In fact, if you don't feel any pressure you're probably not going to do your best. Former big-league pitcher Goose Gossage thrived on pressure. Goose was a master at keeping his job in perspective. I remember asking him how he handled the pressure of being a closer. Gossage said, "Every time I come into a game I think of my home in the Rockies, and that relaxes me.
And I tell myself the worst thing that could happen is that I'd be home fishing there tonlorrow. Sixteen years after watching him win the gold medal , I spoke with Scott when he was in Phoenix with the Stars on Ice tour. When I told him that his "fifteen percent" quote about pressure became my inspiration for writing this book the skater smiled. Hamilton said he approached his gold-medal performance in Sarajevo with "refined indifference. When the spotlight came on and the music began, he let fate carry him through.
The hard work was over. Now, he told himself, go out and enjoy. In fourth place after the short program and feeling she had nothing to lose, the year-old took a leap of faith and skated with abandon. Sports Illustrated described her performance as "uninhibited joy. A close friend, Ken Ravizza, is one of the first sports psychologists to publish a study on the experiences of athletes during their "greatest moment" in sports.
He found that more than 80 percent of the athletes said they felt no 22 fear of failure. They weren't thinking about their performance.
They were immersed in the activity. They were in "the zone.While Mind Gym is a sports psychology book, it could be considered a self-help book as well, and a great one at that. Rather than say "Don't hit it in the water," try another instruction, like "Land the ball ten yards to the right of the pin.

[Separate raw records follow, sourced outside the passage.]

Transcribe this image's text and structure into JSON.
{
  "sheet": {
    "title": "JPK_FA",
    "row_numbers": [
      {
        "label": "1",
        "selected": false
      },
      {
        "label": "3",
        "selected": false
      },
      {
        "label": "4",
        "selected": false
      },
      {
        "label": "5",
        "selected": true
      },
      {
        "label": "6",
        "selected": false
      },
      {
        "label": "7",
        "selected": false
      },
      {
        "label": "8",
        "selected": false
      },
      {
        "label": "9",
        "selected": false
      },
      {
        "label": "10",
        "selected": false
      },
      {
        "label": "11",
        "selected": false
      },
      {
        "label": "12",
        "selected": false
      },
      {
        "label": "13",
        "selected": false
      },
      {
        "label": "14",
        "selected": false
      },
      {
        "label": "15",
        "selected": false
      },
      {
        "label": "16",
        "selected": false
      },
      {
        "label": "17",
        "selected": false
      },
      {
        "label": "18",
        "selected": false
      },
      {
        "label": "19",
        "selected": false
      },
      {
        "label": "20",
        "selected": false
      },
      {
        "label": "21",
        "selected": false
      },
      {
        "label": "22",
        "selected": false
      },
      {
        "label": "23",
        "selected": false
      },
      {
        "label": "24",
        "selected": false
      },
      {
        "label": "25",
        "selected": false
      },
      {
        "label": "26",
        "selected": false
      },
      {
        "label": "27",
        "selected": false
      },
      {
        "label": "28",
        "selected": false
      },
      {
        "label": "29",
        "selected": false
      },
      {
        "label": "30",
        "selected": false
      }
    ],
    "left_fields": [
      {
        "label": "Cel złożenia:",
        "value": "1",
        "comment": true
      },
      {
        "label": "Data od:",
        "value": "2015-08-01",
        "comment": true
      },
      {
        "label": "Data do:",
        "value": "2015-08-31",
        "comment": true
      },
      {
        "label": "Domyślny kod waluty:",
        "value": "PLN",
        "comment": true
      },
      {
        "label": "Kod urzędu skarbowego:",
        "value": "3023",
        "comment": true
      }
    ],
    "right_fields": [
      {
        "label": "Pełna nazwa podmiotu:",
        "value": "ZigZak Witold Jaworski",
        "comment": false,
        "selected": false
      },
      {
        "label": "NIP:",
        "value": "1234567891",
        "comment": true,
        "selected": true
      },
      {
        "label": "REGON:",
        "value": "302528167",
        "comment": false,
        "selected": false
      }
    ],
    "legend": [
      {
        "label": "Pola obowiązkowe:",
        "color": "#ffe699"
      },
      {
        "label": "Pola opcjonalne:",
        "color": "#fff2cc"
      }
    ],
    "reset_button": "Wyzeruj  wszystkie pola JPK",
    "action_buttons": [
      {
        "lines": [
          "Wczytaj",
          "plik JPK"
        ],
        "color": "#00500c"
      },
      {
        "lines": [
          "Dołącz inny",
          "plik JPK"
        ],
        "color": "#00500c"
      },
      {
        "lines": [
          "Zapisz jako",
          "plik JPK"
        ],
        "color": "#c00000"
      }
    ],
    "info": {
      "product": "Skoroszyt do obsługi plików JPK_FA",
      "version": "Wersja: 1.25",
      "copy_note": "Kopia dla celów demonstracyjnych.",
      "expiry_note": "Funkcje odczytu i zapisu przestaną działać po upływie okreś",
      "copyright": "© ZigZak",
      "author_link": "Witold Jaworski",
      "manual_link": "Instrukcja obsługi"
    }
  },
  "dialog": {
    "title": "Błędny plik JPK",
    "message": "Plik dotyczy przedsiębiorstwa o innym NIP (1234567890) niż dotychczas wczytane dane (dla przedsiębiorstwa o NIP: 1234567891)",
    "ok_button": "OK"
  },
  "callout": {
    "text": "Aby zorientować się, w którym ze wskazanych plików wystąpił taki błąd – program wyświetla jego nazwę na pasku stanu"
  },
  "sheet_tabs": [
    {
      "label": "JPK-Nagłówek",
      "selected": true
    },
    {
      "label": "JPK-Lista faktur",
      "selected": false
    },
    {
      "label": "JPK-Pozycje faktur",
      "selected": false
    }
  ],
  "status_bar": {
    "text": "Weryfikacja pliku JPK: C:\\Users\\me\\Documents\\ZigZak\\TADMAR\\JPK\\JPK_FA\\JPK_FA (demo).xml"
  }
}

Stay motivated during difficult times. He lay there, grinning in disbelief and admiration at the girl who had fouled him and then walked away without a glance back. After completing this exercise and answering the questions, r think you will discover what the world's greatest athletes and the most successful people in other walks of life know to be true-that once you reach a certain level of competency, the mental skills become as important to performance as the physical skills, if not more so.
But Maddux, the most dominant pitcher of his generation, has a Hall of Fame brain. They don't make excuses. A little voice begins whispering negative thoughts.